Este trabalho é uma revisão de outro (Dialética em papel de embrulhar prego para a história), a fim de corrigir algumas grosserias pela qual peço perdão aos amigos e agradeço pela consideração.

 A dialética como instrumento para entender a práxis (prática, aqui para nós, entendida como ato da mudança que causa como efeitos: os movimentos sociais), em determinados aspectos torna-se complexa até para quem a expõem em aulas de história. Assim sendo, torna-se necessário a vermos de forma simples e direta ao público porque todo o conhecimento por mais simples que seja deve ser universal para que se tenha o mínimo de arcabouço teórico para uma discussão sobre o tema.

A dialética entendida modernamente nasce com Hegel de fato, porém, foi Marx que a inverteu para o materialismo histórico, ou seja, ela deixa de ser a busca do conhecimento absoluto em Hegel (idealismo) e passa a ser interpretada como explicação para as “relações sociais de produção” (realidade material onde o homem através do seu trabalho, consegue os meios necessários à sua sobrevivência) em suas transições dos “modos de produção” (escravista, servil, pré-capitalista e capitalista), através da luta de classes (o motor da história para Marx).

É lugar comum nas teorias dos historiadores, afirmar que o homem é o sujeito da história:

 Ex.: você reparou que você vive o tempo todo atrás de dinheiro, e que vc gasta a maior parte da sua vida para produzi-lo e que seu reconhecimento social depende dele, porque é através dele é que você pode barganhar com a sociedade, consumir coisas, em regra geral atrair pessoas (pois quem tem dinheiro pode proporcionar coisas). Isto posto, pode-se dizer que você não se realiza para si e em si, mas sim você se realiza para o capital...logo então você não é sujeito (porque não pode se realizar por mais dinheiro que possua), mas também não é objeto (porque faz história), então você é o suporte da história. Veja porque Marx entendeu desta forma!

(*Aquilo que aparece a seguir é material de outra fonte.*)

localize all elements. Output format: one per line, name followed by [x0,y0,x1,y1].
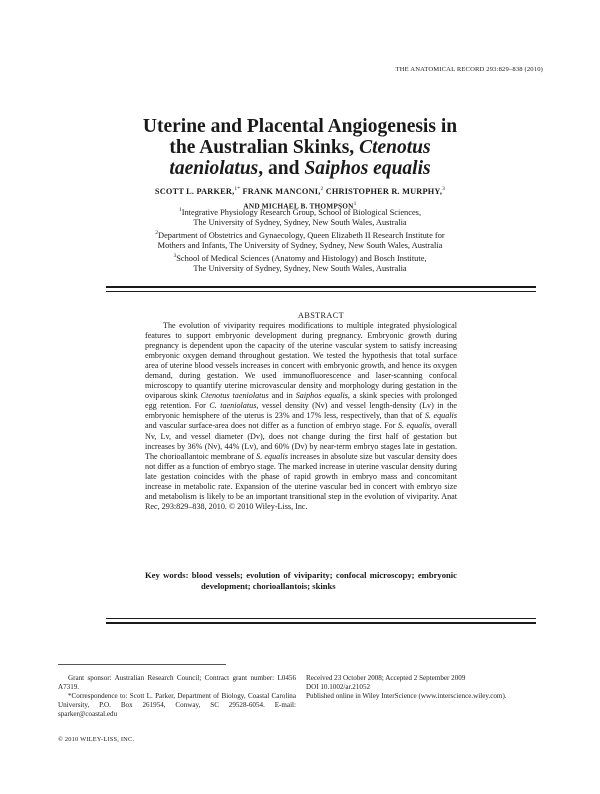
species-name: S. equalis [256,451,288,461]
abstract-text: , vessel density (Nv) and vessel length-density (Lv) in the embryonic hemisphere of the uterus is 23% and 17% less, respectively, than that of [145,401,457,421]
species-name: Ctenotus taeniolatus [200,391,269,401]
abstract-text: , overall Nv, Lv, and vessel diameter (Dv), does not change during the first half of gestation but increases by 36% (Nv), 44% (Lv), and 60% (Dv) by near-term embryo stages late in gestation. The chorioallantoic membrane of [145,421,457,461]
affil-text: The University of Sydney, Sydney, New South Wales, Australia [193,218,407,227]
divider-top-thin [106,291,536,292]
footnotes-right [306,674,542,701]
footnote-rule [58,664,226,665]
affil-text: School of Medical Sciences (Anatomy and Histology) and Bosch Institute, [176,254,427,264]
affiliation [60,228,540,251]
abstract-text: The evolution of viviparity requires modifications to multiple integrated physiological features to support embryonic development during pregnancy. Embryonic growth during pregnancy is dependent upon the capacity of the uterine vascular system to satisfy increasing embryonic oxygen demand throughout gestation. We tested the hypothesis that total surface area of uterine blood vessels increases in concert with embryonic growth, and hence its oxygen demand, during gestation. We used immunofluorescence and laser-scanning confocal microscopy to quantify uterine microvascular density and morphology during gestation in the oviparous skink [145,321,457,401]
keywords [145,570,457,591]
title-line-3 [60,158,540,179]
author-affil-mark: 1* [234,186,241,192]
author-affil-mark: 3 [442,186,446,192]
affil-mark: 2 [155,230,159,237]
abstract-text: and vascular surface-area does not differ as a function of embryo stage. For [145,421,398,431]
received-note: Received 23 October 2008; Accepted 2 September 2009 [306,674,466,682]
title-species: Saiphos equalis [304,158,431,179]
affil-text: Integrative Physiology Research Group, School of Biological Sciences, [181,207,422,217]
affiliations [60,205,540,275]
author-line-1 [60,183,540,198]
divider-top [106,286,536,288]
abstract-body [145,321,457,512]
affil-mark: 3 [173,253,177,260]
author-name: SCOTT L. PARKER, [154,186,235,196]
affil-text: Department of Obstetrics and Gynaecology, Queen Elizabeth II Research Institute for [158,231,445,240]
published-note: Published online in Wiley InterScience (www.interscience.wiley.com). [306,692,507,700]
copyright-line: © 2010 WILEY-LISS, INC. [58,736,135,743]
abstract-text: , a skink species with prolonged egg retention. For [145,391,457,411]
title-species: Ctenotus [359,137,431,158]
author-name: FRANK MANCONI, [240,186,321,196]
title-line-2 [60,137,540,158]
doi-note: DOI 10.1002/ar.21052 [306,683,371,691]
species-name: S. equalis [424,411,457,421]
author-name: AND MICHAEL B. THOMPSON [243,201,354,211]
species-name: C. taeniolatus [209,401,257,411]
title-text: the Australian Skinks, [169,137,360,158]
abstract-text: and in [268,391,296,401]
author-affil-mark: 2 [320,186,324,192]
affiliation [60,251,540,274]
affil-text: Mothers and Infants, The University of Sydney, Sydney, New South Wales, Australia [157,241,443,251]
divider-bottom-thin [106,618,536,619]
grant-note: Grant sponsor: Australian Research Council; Contract grant number: L0456 A7319. [58,674,296,691]
abstract-text: increases in absolute size but vascular density does not differ as a function of embryo stage. The marked increase in uterine vascular density during late gestation coincides with the phase of rapid growth in embryo mass and concomitant increase in metabolic rate. Expansion of the uterine vascular bed in concert with embryo size and metabolism is likely to be an important transitional step in the evolution of viviparity. Anat Rec, 293:829–838, 2010. © 2010 Wiley-Liss, Inc. [145,451,457,511]
author-name: CHRISTOPHER R. MURPHY, [323,186,443,196]
affil-text: The University of Sydney, Sydney, New South Wales, Australia [193,264,407,274]
correspondence-note: *Correspondence to: Scott L. Parker, Department of Biology, Coastal Carolina University, P.O. Box 261954, Conway, SC 29528-6054. E-mail: sparker@coastal.edu [58,692,296,718]
article-title [60,116,540,179]
species-name: Saiphos equalis [295,391,348,401]
abstract-heading: ABSTRACT [298,311,344,320]
affil-mark: 1 [178,207,182,213]
title-species: taeniolatus [169,158,259,179]
running-head: THE ANATOMICAL RECORD 293:829–838 (2010) [395,66,543,73]
footnotes-left [58,674,296,719]
title-text: , and [258,158,305,179]
species-name: S. equalis [397,421,430,431]
author-affil-mark: 1 [353,200,357,207]
affiliation [60,205,540,228]
keywords-text: blood vessels; evolution of viviparity; confocal microscopy; embryonic development; chorioallantois; skinks [188,570,457,591]
divider-bottom [106,622,536,624]
keywords-label: Key words: [145,570,189,580]
title-line-1: Uterine and Placental Angiogenesis in [142,116,458,137]
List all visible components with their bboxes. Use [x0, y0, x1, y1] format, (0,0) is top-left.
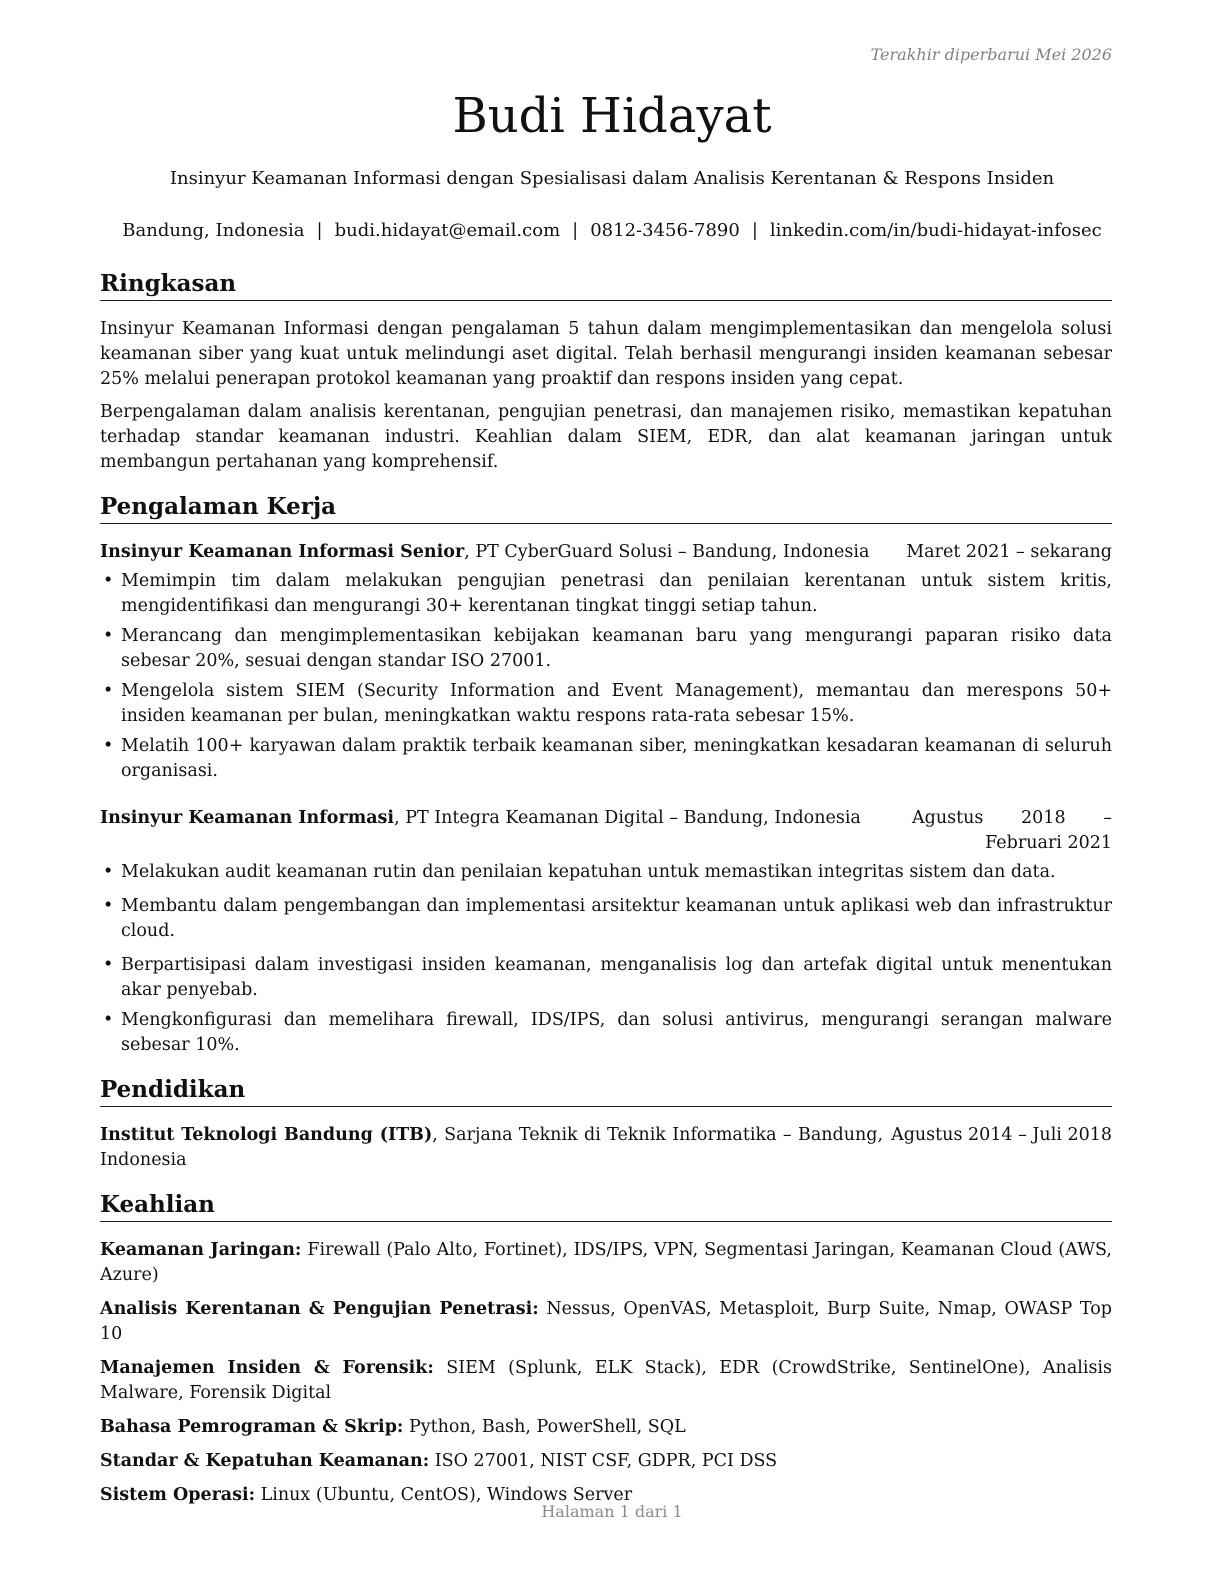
summary-paragraph: Berpengalaman dalam analisis kerentanan, pengujian penetrasi, dan manajemen risiko, memastikan kepatuhan terhadap standar keamanan industri. Keahlian dalam SIEM, EDR, dan alat keamanan jaringan untuk membangun pertahanan yang komprehensif.	[100, 402, 1112, 472]
skill-label: Analisis Kerentanan & Pengujian Penetrasi:	[100, 1299, 539, 1319]
education-line	[100, 1123, 883, 1173]
skills-section	[100, 1191, 1112, 1508]
headline: Insinyur Keamanan Informasi dengan Spesialisasi dalam Analisis Kerentanan & Respons Insiden	[169, 168, 1055, 189]
list-item: • Melatih 100+ karyawan dalam praktik terbaik keamanan siber, meningkatkan kesadaran keamanan di seluruh organisasi.	[100, 734, 1112, 784]
skill-label: Sistem Operasi:	[100, 1485, 256, 1505]
list-item: • Melakukan audit keamanan rutin dan penilaian kepatuhan untuk memastikan integritas sistem dan data.	[100, 860, 1112, 885]
job-title: Insinyur Keamanan Informasi Senior	[100, 542, 465, 562]
skill-label: Bahasa Pemrograman & Skrip:	[100, 1417, 404, 1437]
contact-phone: 0812-3456-7890	[590, 220, 740, 241]
skills-heading: Keahlian	[100, 1191, 1112, 1222]
skill-value: Nessus, OpenVAS, Metasploit, Burp Suite, Nmap, OWASP Top 10	[100, 1299, 1112, 1344]
job-title-line	[100, 806, 912, 831]
contact-email[interactable]: budi.hidayat@email.com	[334, 220, 561, 241]
skill-row	[100, 1415, 1112, 1440]
job-bullets	[100, 569, 1112, 784]
job-header	[100, 540, 1112, 565]
summary-heading: Ringkasan	[100, 270, 1112, 301]
education-section	[100, 1076, 1112, 1173]
education-entry	[100, 1123, 1112, 1173]
skill-row	[100, 1356, 1112, 1406]
last-updated: Terakhir diperbarui Mei 2026	[870, 45, 1112, 64]
skill-label: Manajemen Insiden & Forensik:	[100, 1358, 434, 1378]
skill-row	[100, 1297, 1112, 1347]
skill-row	[100, 1449, 1112, 1474]
experience-section	[100, 493, 1112, 1058]
list-item: • Mengkonfigurasi dan memelihara firewall, IDS/IPS, dan solusi antivirus, mengurangi serangan malware sebesar 10%.	[100, 1008, 1112, 1058]
education-degree: , Sarjana Teknik di Teknik Informatika – Bandung, Indonesia	[100, 1125, 884, 1170]
contact-separator: |	[751, 220, 758, 241]
skill-value: Firewall (Palo Alto, Fortinet), IDS/IPS, VPN, Segmentasi Jaringan, Keamanan Cloud (AWS, Azure)	[100, 1240, 1112, 1285]
skill-value: Linux (Ubuntu, CentOS), Windows Server	[255, 1485, 633, 1505]
skill-row	[100, 1238, 1112, 1288]
job-title: Insinyur Keamanan Informasi	[100, 808, 395, 828]
skill-label: Standar & Kepatuhan Keamanan:	[100, 1451, 430, 1471]
experience-heading: Pengalaman Kerja	[100, 493, 1112, 524]
job-company: , PT Integra Keamanan Digital – Bandung, Indonesia	[394, 808, 861, 828]
list-item: • Berpartisipasi dalam investigasi insiden keamanan, menganalisis log dan artefak digital untuk menentukan akar penyebab.	[100, 953, 1112, 1003]
skill-label: Keamanan Jaringan:	[100, 1240, 302, 1260]
education-heading: Pendidikan	[100, 1076, 1112, 1107]
list-item: • Merancang dan mengimplementasikan kebijakan keamanan baru yang mengurangi paparan risiko data sebesar 20%, sesuai dengan standar ISO 27001.	[100, 624, 1112, 674]
contact-linkedin[interactable]: linkedin.com/in/budi-hidayat-infosec	[769, 220, 1102, 241]
education-school: Institut Teknologi Bandung (ITB)	[100, 1125, 433, 1145]
contact-location: Bandung, Indonesia	[122, 220, 305, 241]
job-header	[100, 806, 1112, 856]
contact-separator: |	[572, 220, 579, 241]
contact-separator: |	[316, 220, 323, 241]
job-title-line	[100, 540, 902, 565]
skill-value: SIEM (Splunk, ELK Stack), EDR (CrowdStrike, SentinelOne), Analisis Malware, Forensik Digital	[100, 1358, 1112, 1403]
page-footer: Halaman 1 dari 1	[541, 1502, 683, 1521]
skill-value: ISO 27001, NIST CSF, GDPR, PCI DSS	[429, 1451, 778, 1471]
resume-content	[100, 270, 1112, 1526]
education-dates: Agustus 2014 – Juli 2018	[891, 1125, 1112, 1145]
candidate-name: Budi Hidayat	[452, 88, 772, 144]
contact-line	[0, 220, 1224, 241]
summary-section	[100, 270, 1112, 475]
list-item: • Memimpin tim dalam melakukan pengujian penetrasi dan penilaian kerentanan untuk sistem kritis, mengidentifikasi dan mengurangi 30+ kerentanan tingkat tinggi setiap tahun.	[100, 569, 1112, 619]
job-company: , PT CyberGuard Solusi – Bandung, Indonesia	[464, 542, 870, 562]
skill-value: Python, Bash, PowerShell, SQL	[403, 1417, 686, 1437]
job-bullets	[100, 860, 1112, 1058]
list-item: • Membantu dalam pengembangan dan implementasi arsitektur keamanan untuk aplikasi web dan infrastruktur cloud.	[100, 894, 1112, 944]
list-item: • Mengelola sistem SIEM (Security Information and Event Management), memantau dan merespons 50+ insiden keamanan per bulan, meningkatkan waktu respons rata-rata sebesar 15%.	[100, 679, 1112, 729]
job-dates: Maret 2021 – sekarang	[906, 542, 1112, 562]
job-dates: Agustus 2018 – Februari 2021	[912, 808, 1112, 853]
summary-paragraph: Insinyur Keamanan Informasi dengan pengalaman 5 tahun dalam mengimplementasikan dan mengelola solusi keamanan siber yang kuat untuk melindungi aset digital. Telah berhasil mengurangi insiden keamanan sebesar 25% melalui penerapan protokol keamanan yang proaktif dan respons insiden yang cepat.	[100, 319, 1112, 389]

Para Marx, o homem somente poderia ser sujeito da história se ele se realizasse plenamente, produzindo para-si e para-outro, ou seja, sem ter que se preocupar na maior parte do tempo com a sobrevivência de uma determinada estrutura de produção, podendo dedicar-se livremente (sem atrelamento comercial) por exemplo: a arte, ao lazer e à outras formas de cultura. Como não é assim a realidade material, Marx passa a entender que não existe a “história do homem”, mas sim, a história dos predicados do homem, assim sendo, o homem ainda está em sua pré-história. Porém, homem não é sujeito, mas também não é objeto, ele é então o suporte da História, em sua relação de trabalho onde os sujeitos da história são: os modos de produção. Para entendermos melhor, observe os exemplos:

Temporalidade: Antigüidade, modo de produção escravista, sujeito histórico = o escravismo (que também é objeto), homem = Sr. de escravos ou escravo (suporte do modo de produção escravista), pois o homem não vive para si, e sim, para reproduzir a escravidão (sujeito e objeto).

Temporalidade: Idade Média, modo de produção servil, sujeito histórico = a servidão (que também é objeto), homem = Sr. feudal ou servo (suporte do modo de produção servil), pois o homem aqui não vive para si, e sim, para reproduzir a servidão (sujeito e objeto).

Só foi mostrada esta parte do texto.